Francis Coulson's Strawberry Pots de Crème
I found this lovely summer dessert in Simon Hopkinson's book, Roast Chicken and Other Stories. He credits finding the recipe in what he refers to as a "sadly forgotten book" entitled The Good Food Guide Dinner Party Book. The restaurant that served these Pots de Crème had been in this guide for many years: Sharrow Bay Hotel in the Lake district in England. Francis Coulson was the owner and chef.
Some background: Francis Coulson saw an old fisherman’s lodge dating back to 1840 advertised in the Manchester Guardian newspaper as "a mansion on the edge of Ullswater with 12 acres of grounds and formal gardens." It's said he arrived by train with his suitcase and a saucepan tied to the outside. He had very little cash, no experience and a great deal of faith. With the magnificent views of Lake Ullswater and its surrounding fells he felt that if he worked hard and with a bit of financial help from his father, he would probably be successful. (The only cooking experience for Francis I could discover were some pastry-making lessons from Renee Atkinson. They must have been pretty damn good lessons, because everyone loved the food and raved about his croissants and brioches as well as scones and cakes.)

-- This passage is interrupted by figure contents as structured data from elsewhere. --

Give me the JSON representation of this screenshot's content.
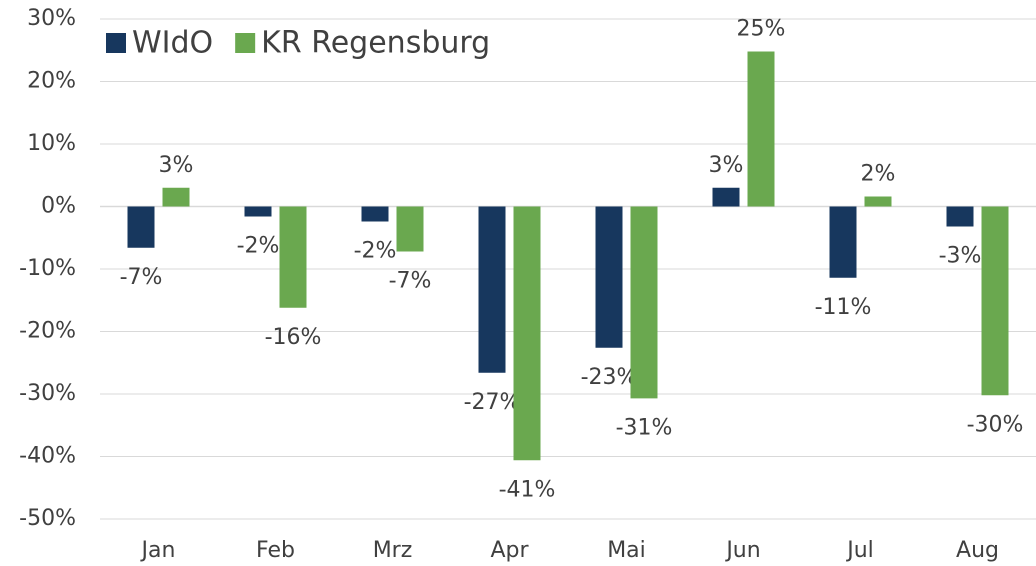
{
  "chart_data": {
    "type": "bar",
    "categories": [
      "Jan",
      "Feb",
      "Mrz",
      "Apr",
      "Mai",
      "Jun",
      "Jul",
      "Aug"
    ],
    "series": [
      {
        "name": "WIdO",
        "color": "#17375e",
        "values": [
          -6.6,
          -1.6,
          -2.4,
          -26.6,
          -22.6,
          3.0,
          -11.4,
          -3.2
        ],
        "value_labels": [
          "-7%",
          "-2%",
          "-2%",
          "-27%",
          "-23%",
          "3%",
          "-11%",
          "-3%"
        ]
      },
      {
        "name": "KR Regensburg",
        "color": "#6aa84f",
        "values": [
          3.0,
          -16.2,
          -7.2,
          -40.6,
          -30.7,
          24.8,
          1.6,
          -30.2
        ],
        "value_labels": [
          "3%",
          "-16%",
          "-7%",
          "-41%",
          "-31%",
          "25%",
          "2%",
          "-30%"
        ]
      }
    ],
    "ylim": [
      -50,
      30
    ],
    "yticks": [
      {
        "value": -50,
        "label": "-50%"
      },
      {
        "value": -40,
        "label": "-40%"
      },
      {
        "value": -30,
        "label": "-30%"
      },
      {
        "value": -20,
        "label": "-20%"
      },
      {
        "value": -10,
        "label": "-10%"
      },
      {
        "value": 0,
        "label": "0%"
      },
      {
        "value": 10,
        "label": "10%"
      },
      {
        "value": 20,
        "label": "20%"
      },
      {
        "value": 30,
        "label": "30%"
      }
    ],
    "grid": true,
    "legend": "top-left"
  }
}
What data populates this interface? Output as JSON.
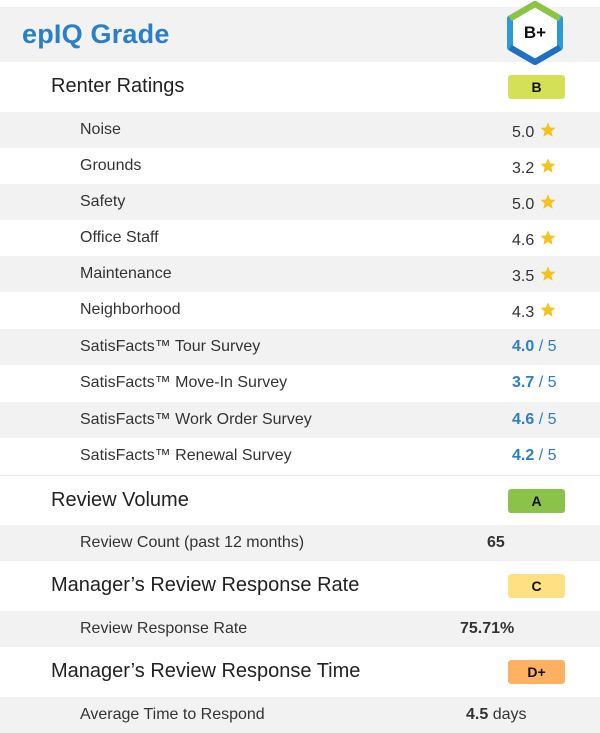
{
  "header": {
    "title": "epIQ Grade",
    "overall_grade": "B+",
    "hex_colors": {
      "top": "#8cc63f",
      "bottom": "#1f6fc5",
      "side": "#2a9bd8"
    }
  },
  "sections": {
    "renter_ratings": {
      "label": "Renter Ratings",
      "grade": "B",
      "grade_color": "#d4e157",
      "items": [
        {
          "label": "Noise",
          "value": "5.0"
        },
        {
          "label": "Grounds",
          "value": "3.2"
        },
        {
          "label": "Safety",
          "value": "5.0"
        },
        {
          "label": "Office Staff",
          "value": "4.6"
        },
        {
          "label": "Maintenance",
          "value": "3.5"
        },
        {
          "label": "Neighborhood",
          "value": "4.3"
        }
      ],
      "surveys": [
        {
          "label": "SatisFacts™ Tour Survey",
          "value": "4.0",
          "of": "/ 5"
        },
        {
          "label": "SatisFacts™ Move-In Survey",
          "value": "3.7",
          "of": "/ 5"
        },
        {
          "label": "SatisFacts™ Work Order Survey",
          "value": "4.6",
          "of": "/ 5"
        },
        {
          "label": "SatisFacts™ Renewal Survey",
          "value": "4.2",
          "of": "/ 5"
        }
      ]
    },
    "review_volume": {
      "label": "Review Volume",
      "grade": "A",
      "grade_color": "#8bc34a",
      "item_label": "Review Count (past 12 months)",
      "item_value": "65"
    },
    "response_rate": {
      "label": "Manager’s Review Response Rate",
      "grade": "C",
      "grade_color": "#ffe082",
      "item_label": "Review Response Rate",
      "item_value": "75.71%"
    },
    "response_time": {
      "label": "Manager’s Review Response Time",
      "grade": "D+",
      "grade_color": "#ffb060",
      "item_label": "Average Time to Respond",
      "item_value": "4.5",
      "item_unit": "days"
    }
  },
  "colors": {
    "star": "#f7c21a",
    "accent": "#2a7fc9",
    "shade": "#f2f2f2"
  }
}
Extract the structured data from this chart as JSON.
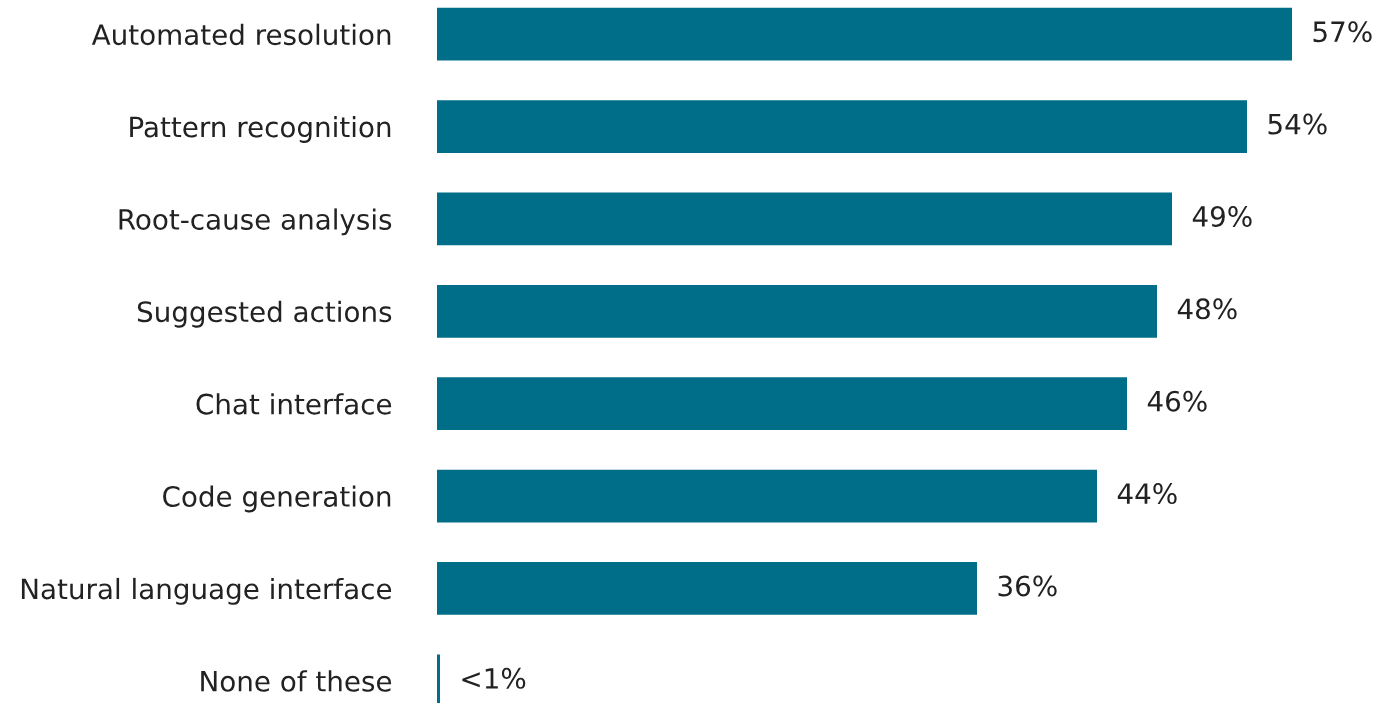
{
  "chart_data": {
    "type": "bar",
    "orientation": "horizontal",
    "categories": [
      "Automated resolution",
      "Pattern recognition",
      "Root-cause analysis",
      "Suggested actions",
      "Chat interface",
      "Code generation",
      "Natural language interface",
      "None of these"
    ],
    "values": [
      57,
      54,
      49,
      48,
      46,
      44,
      36,
      0.2
    ],
    "value_labels": [
      "57%",
      "54%",
      "49%",
      "48%",
      "46%",
      "44%",
      "36%",
      "<1%"
    ],
    "color": "#006e89",
    "grid": false,
    "legend": false,
    "tick_labels": "y"
  }
}
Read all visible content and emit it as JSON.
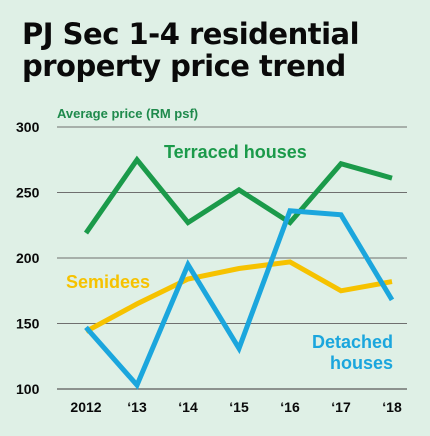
{
  "title_line1": "PJ Sec 1-4 residential",
  "title_line2": "property price trend",
  "chart_data": {
    "type": "line",
    "title": "PJ Sec 1-4 residential property price trend",
    "ylabel": "Average price (RM psf)",
    "xlabel": "",
    "categories": [
      "2012",
      "‘13",
      "‘14",
      "‘15",
      "‘16",
      "‘17",
      "‘18"
    ],
    "ylim": [
      100,
      300
    ],
    "yticks": [
      100,
      150,
      200,
      250,
      300
    ],
    "grid": true,
    "series": [
      {
        "name": "Terraced houses",
        "label_lines": [
          "Terraced houses"
        ],
        "color": "#1b9a4a",
        "values": [
          219,
          275,
          227,
          252,
          227,
          272,
          261
        ]
      },
      {
        "name": "Semidees",
        "label_lines": [
          "Semidees"
        ],
        "color": "#f6c200",
        "values": [
          144,
          165,
          184,
          192,
          197,
          175,
          182
        ]
      },
      {
        "name": "Detached houses",
        "label_lines": [
          "Detached",
          "houses"
        ],
        "color": "#1ba6dd",
        "values": [
          147,
          103,
          195,
          131,
          236,
          233,
          168
        ]
      }
    ]
  }
}
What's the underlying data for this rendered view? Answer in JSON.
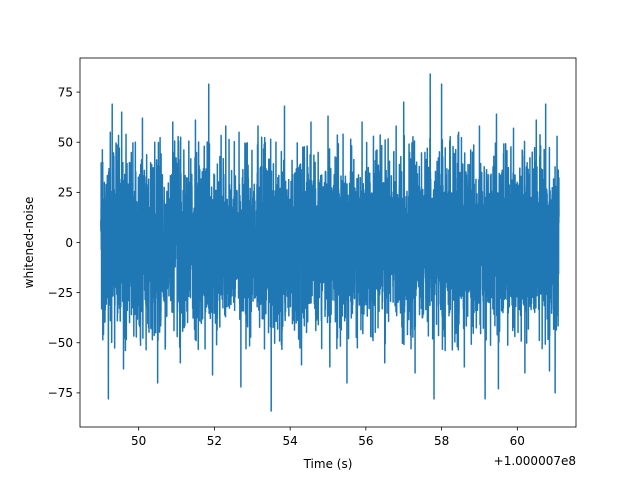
{
  "chart_data": {
    "type": "line",
    "title": "",
    "xlabel": "Time (s)",
    "ylabel": "whitened-noise",
    "x_offset_label": "+1.000007e8",
    "xlim": [
      48.45,
      61.55
    ],
    "ylim": [
      -92,
      92
    ],
    "x_ticks": [
      50,
      52,
      54,
      56,
      58,
      60
    ],
    "x_tick_labels": [
      "50",
      "52",
      "54",
      "56",
      "58",
      "60"
    ],
    "y_ticks": [
      -75,
      -50,
      -25,
      0,
      25,
      50,
      75
    ],
    "y_tick_labels": [
      "−75",
      "−50",
      "−25",
      "0",
      "25",
      "50",
      "75"
    ],
    "grid": false,
    "series": [
      {
        "color": "#1f77b4",
        "x_start": 49.0,
        "x_end": 61.1,
        "noise_sigma": 20,
        "envelope_peaks": [
          {
            "x": 49.05,
            "y": 40
          },
          {
            "x": 49.25,
            "y": 55
          },
          {
            "x": 49.3,
            "y": 69
          },
          {
            "x": 49.2,
            "y": -78
          },
          {
            "x": 49.55,
            "y": 65
          },
          {
            "x": 49.6,
            "y": -63
          },
          {
            "x": 50.1,
            "y": 62
          },
          {
            "x": 50.5,
            "y": -70
          },
          {
            "x": 50.9,
            "y": 60
          },
          {
            "x": 51.1,
            "y": -60
          },
          {
            "x": 51.5,
            "y": 61
          },
          {
            "x": 51.85,
            "y": 79
          },
          {
            "x": 51.95,
            "y": -66
          },
          {
            "x": 52.3,
            "y": 58
          },
          {
            "x": 52.65,
            "y": 55
          },
          {
            "x": 52.7,
            "y": -72
          },
          {
            "x": 53.15,
            "y": 58
          },
          {
            "x": 53.5,
            "y": -84
          },
          {
            "x": 53.85,
            "y": 68
          },
          {
            "x": 54.3,
            "y": -61
          },
          {
            "x": 54.55,
            "y": 60
          },
          {
            "x": 55.0,
            "y": 63
          },
          {
            "x": 55.05,
            "y": -62
          },
          {
            "x": 55.5,
            "y": -70
          },
          {
            "x": 55.9,
            "y": 60
          },
          {
            "x": 56.2,
            "y": 53
          },
          {
            "x": 56.5,
            "y": -60
          },
          {
            "x": 56.8,
            "y": 58
          },
          {
            "x": 57.0,
            "y": 70
          },
          {
            "x": 57.3,
            "y": -65
          },
          {
            "x": 57.7,
            "y": 84
          },
          {
            "x": 57.8,
            "y": -78
          },
          {
            "x": 58.0,
            "y": 79
          },
          {
            "x": 58.45,
            "y": 55
          },
          {
            "x": 58.6,
            "y": -62
          },
          {
            "x": 59.0,
            "y": 58
          },
          {
            "x": 59.15,
            "y": -78
          },
          {
            "x": 59.45,
            "y": 64
          },
          {
            "x": 59.5,
            "y": -73
          },
          {
            "x": 59.9,
            "y": 57
          },
          {
            "x": 60.2,
            "y": -65
          },
          {
            "x": 60.5,
            "y": 61
          },
          {
            "x": 60.75,
            "y": 69
          },
          {
            "x": 60.85,
            "y": -64
          },
          {
            "x": 61.05,
            "y": 53
          },
          {
            "x": 61.0,
            "y": -75
          }
        ]
      }
    ]
  }
}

Sharrow Bay Hotel opened in the spring of 1949 with five bedrooms and coined the phrase ‘country house hotel’ for the first time. In 1952 Francis (d. 1998) was joined by Brian Sack (d. 2002) who had trained at the Node Hotel and the two ran the hotel for the rest of their lives. Coulson was dedicated to his kitchen, championing British food and cooking, while Sack cosseted and entertained their many devotees. It is reputedly the place where sticky toffee pudding was invented in 1960. And, of course, where this recipe came from. Sharrow Bay was Egon Ronay Guide's Hotel of the Year in 1974, and Restaurant of the Year in 1980. Since 1967, Sharrow Bay has enjoyed membership in the Relais et Chateaux Association of small hotels. The hotel has been part of the Von Essen Hotels group since 2003 and won a star in the Michelin Guide in 2008.
This refreshing and pretty dessert is easy to make, light, not very sweet, served chilled and can be made a day ahead. Hopkinson suggests serving it with a touch of heavy whipping cream, not whipped, but "poured on top so that each time you take a spoonful, the cream fills up the hole." I know just what he meant.
Francis Coulson's Strawberry Pots de Crème
From Roast Chicken and Other Stories by Simon Hopkinson
Ingredients:
8 ounces strawberries, hulled
3 tablespoons sugar
4 egg yolks
1 cup heavy cream
1 1/2 tablespoons Cointreau
Method:
Preheat oven to 275. Puree the strawberries in a blender with the sugar and egg yolks. Strain through a find sieve, then stir in the cream and Cointreau. Mix well and pour into individual ramekins. Bake in a water bath for about 1 hour. Check towards the end. The custards should be just set and slightly wobbly in the center. They will continue cooking as they cool. When cooled, chill for at least 6 hours and serve with a little heavy cream poured on top.
You can make this with raspberries as well.